This is the second in my short series looking at how data, technology and business thinking have made some of the things we love slicker… but maybe less human. In part one, I looked at the Premier League and asked whether the pursuit of control had squeezed out the unpredictability that made football so compelling.
Now, I’m turning to motoring and motorbikes – two passions of mine that have been shaped, for better and worse, by the same forces. This isn’t about horsepower or crash test scores. It’s about the feeling you get behind the wheel or in the saddle – and how technology sometimes adds to it, but just as often gets in the way.
When a car was yours, not theirs
I drive a 2017 Mini Cooper and I love it. It doesn’t have a touchscreen – it has proper switches. It doesn’t nag me with lane-keeping assistance. What it does have is a set of options I chose carefully at the time: leather seats, adaptive suspension, LED headlights, parking sensors, an upgraded ‘media pack’ and satellite navigation. Back then, these choices felt like a personal touch – a way to make the car ‘mine’.
In a way, I future-proofed it. Many of those features are standard on new Minis now, but the car I’ve got still feels like it belongs to me rather than to BMW’s latest software update. Newer models might have more tech, but not all of it is for my benefit. I absolutely understand that safety is a priority, but too often, it feels like the driver is a beta-tester for systems designed to please an algorithm, not the person holding the wheel.
Riding with the safety net – and without it
Back in 2017, I bought a BMW S1000 XR motorbike. It had everything: electronic suspension, riding modes, traction control, ABS, the works. It went like a rocket and could do anything you asked. But here’s the thing – I realised I didn’t want or need all of that technology. It wasn’t (too) unreliable because of the tech, but it was definitely a reminder that all the gadgets in the world don’t guarantee the right riding experience for you.
So then I went the other way. In 2022 I bought a 2016 Honda Fireblade – the last model year before electronic rider aids (other than ABS) became standard. This was riding stripped back to its essentials. As an advanced motorcycle tutor with RoSPA, I valued the skill and discipline of riding well. I didn’t need a computer to save me; I wanted to be responsible for my own ride.
Slowing down to feel more
For me, motorbikes are about experience. Each one should be different. Now I’m on a Honda GB350 S, which I just bought a few weeks ago. It’s light, simple, and slower than anything I’ve owned for years – and that’s exactly why I love it. It’s an involving ride that requires attention and commitment. You can’t just point and twist the throttle. You work with it, listen to it, build momentum (aka ‘gentle acceleration’) and enjoy the charm that comes from its simplicity.
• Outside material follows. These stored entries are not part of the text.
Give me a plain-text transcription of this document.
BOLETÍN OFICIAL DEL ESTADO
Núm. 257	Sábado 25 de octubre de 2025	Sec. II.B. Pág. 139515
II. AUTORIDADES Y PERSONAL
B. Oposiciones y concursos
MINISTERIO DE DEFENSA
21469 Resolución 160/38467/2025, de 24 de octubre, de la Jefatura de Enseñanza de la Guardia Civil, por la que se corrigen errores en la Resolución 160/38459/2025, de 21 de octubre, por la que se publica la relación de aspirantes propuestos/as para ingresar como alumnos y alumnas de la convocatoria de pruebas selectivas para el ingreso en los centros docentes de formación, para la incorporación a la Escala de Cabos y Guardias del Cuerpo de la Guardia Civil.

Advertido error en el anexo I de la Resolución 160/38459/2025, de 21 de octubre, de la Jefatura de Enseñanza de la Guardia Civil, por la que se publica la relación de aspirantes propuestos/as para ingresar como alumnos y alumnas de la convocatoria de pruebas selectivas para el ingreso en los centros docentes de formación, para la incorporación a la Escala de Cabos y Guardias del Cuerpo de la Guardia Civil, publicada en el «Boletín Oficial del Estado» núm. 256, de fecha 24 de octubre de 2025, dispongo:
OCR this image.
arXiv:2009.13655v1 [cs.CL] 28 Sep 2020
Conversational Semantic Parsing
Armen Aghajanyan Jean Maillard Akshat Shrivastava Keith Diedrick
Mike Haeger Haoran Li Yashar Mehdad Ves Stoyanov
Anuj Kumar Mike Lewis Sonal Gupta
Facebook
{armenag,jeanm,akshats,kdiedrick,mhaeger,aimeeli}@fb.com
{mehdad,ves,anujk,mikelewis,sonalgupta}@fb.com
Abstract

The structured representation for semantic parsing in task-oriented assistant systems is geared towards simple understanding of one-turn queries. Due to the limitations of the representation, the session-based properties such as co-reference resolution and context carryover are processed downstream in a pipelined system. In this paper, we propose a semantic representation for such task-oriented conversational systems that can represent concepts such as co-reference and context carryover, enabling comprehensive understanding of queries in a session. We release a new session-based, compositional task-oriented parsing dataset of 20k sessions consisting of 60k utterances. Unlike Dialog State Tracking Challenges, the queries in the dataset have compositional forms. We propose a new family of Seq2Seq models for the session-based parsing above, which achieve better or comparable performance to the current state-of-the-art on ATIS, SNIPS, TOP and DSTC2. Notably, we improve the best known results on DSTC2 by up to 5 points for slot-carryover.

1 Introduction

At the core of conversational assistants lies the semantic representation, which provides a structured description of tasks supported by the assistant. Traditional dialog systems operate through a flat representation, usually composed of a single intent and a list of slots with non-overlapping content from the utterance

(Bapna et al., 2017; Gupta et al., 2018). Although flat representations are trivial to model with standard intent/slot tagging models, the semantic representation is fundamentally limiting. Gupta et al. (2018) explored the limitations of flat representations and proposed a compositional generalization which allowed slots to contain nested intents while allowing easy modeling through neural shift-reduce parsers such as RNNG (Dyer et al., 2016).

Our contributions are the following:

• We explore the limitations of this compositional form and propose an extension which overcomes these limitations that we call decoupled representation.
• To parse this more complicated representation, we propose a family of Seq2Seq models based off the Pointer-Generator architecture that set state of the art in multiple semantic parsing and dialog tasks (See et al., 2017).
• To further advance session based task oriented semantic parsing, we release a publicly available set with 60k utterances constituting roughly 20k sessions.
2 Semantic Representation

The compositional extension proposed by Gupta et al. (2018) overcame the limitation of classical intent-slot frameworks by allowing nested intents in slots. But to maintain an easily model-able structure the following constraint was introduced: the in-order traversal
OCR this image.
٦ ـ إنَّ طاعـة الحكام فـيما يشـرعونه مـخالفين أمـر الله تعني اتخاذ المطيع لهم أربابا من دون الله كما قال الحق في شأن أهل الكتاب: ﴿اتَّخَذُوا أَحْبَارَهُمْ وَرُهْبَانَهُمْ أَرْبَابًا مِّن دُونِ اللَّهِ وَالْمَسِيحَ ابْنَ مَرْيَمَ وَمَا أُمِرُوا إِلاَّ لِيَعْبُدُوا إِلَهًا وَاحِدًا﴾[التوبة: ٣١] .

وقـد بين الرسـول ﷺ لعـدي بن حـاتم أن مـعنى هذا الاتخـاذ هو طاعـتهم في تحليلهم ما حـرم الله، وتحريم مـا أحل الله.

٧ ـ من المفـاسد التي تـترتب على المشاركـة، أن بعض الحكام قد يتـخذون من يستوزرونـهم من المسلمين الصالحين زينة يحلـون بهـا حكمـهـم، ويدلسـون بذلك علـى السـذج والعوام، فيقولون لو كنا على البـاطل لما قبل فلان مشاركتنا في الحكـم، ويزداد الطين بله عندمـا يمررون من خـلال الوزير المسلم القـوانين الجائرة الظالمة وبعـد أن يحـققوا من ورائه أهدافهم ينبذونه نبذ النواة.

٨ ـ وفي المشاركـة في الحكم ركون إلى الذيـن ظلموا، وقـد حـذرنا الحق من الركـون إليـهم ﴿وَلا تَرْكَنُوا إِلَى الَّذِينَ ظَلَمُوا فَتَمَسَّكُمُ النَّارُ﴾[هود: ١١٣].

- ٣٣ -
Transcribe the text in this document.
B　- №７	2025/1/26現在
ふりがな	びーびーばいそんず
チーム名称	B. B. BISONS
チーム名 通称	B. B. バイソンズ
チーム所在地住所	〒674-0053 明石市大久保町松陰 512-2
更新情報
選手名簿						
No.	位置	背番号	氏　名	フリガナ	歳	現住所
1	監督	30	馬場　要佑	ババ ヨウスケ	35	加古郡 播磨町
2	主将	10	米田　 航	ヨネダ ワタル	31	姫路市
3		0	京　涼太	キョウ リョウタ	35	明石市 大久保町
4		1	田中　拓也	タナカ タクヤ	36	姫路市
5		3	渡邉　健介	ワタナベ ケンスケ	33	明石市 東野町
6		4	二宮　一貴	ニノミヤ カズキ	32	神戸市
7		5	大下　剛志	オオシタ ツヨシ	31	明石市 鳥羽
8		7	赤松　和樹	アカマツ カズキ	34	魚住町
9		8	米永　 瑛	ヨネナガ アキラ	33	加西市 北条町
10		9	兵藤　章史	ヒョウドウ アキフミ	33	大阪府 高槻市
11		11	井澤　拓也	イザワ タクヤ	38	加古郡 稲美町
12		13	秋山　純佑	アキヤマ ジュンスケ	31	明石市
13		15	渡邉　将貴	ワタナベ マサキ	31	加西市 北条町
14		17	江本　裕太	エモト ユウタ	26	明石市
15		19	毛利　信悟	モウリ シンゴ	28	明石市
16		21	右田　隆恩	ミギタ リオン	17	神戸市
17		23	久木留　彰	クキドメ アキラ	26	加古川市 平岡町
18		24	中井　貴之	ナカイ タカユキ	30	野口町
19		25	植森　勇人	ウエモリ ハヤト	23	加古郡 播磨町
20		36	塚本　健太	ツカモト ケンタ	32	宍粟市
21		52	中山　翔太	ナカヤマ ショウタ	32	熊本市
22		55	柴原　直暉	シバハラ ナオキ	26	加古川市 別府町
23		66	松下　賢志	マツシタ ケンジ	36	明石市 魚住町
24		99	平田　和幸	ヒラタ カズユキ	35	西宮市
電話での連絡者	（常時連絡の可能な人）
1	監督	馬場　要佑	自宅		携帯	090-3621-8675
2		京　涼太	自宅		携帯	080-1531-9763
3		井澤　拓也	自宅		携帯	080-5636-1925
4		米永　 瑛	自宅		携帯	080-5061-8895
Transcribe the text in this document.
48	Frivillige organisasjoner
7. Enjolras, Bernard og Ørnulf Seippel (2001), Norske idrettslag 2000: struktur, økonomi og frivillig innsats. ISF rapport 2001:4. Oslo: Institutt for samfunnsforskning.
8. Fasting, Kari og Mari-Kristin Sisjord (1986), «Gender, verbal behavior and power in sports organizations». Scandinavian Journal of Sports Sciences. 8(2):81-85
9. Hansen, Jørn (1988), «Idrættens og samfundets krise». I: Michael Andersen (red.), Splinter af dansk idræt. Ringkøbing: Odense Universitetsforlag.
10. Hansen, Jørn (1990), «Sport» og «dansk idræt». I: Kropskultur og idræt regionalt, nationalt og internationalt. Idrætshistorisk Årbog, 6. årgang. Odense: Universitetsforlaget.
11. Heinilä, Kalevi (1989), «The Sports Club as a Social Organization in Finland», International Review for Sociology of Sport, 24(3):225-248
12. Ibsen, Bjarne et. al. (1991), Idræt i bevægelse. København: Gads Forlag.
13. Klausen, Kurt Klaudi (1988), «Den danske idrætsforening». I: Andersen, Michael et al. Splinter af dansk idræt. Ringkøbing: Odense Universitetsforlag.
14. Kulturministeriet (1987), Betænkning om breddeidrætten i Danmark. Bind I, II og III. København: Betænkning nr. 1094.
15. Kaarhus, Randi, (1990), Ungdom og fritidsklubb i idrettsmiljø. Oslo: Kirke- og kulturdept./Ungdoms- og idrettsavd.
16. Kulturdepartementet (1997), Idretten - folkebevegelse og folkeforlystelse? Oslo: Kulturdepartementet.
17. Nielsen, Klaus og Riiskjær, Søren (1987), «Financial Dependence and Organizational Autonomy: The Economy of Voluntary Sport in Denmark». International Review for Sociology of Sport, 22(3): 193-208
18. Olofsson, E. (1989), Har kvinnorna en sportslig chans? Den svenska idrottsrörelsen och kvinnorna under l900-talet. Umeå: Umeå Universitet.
The lower league football parallel
This is where the football comparison that I made in my first article (link to https://www.fedoraconsultancy.co.uk/perfectly-predictable-the-slow-death-of-drama-in-the-english-premier-league/) comes back. Just as lower-league football still carries the unpredictability that the Premier League has tidied away, older or simpler cars and bikes often feel more authentic than their modern, tech-heavy equivalents.
At the top end, everything is engineered for efficiency, comfort and safety. Understandably so. But in the process, the unpredictability – the thing that makes your heart beat faster – is often designed out.
The trade-off we don’t talk about
Cars and bikes today are safer, faster, more reliable and more efficient than ever. That’s the upside. The downside is that, in the pursuit of control, a lot of the unpredictability and personality has been ironed out.
We’ve moved from driving and riding as a craft to driving and riding as a managed process. Systems monitor, intervene and optimise – but sometimes, they take the very thing we enjoyed away.
Just like football, the game is still recognisable, but the feeling has changed.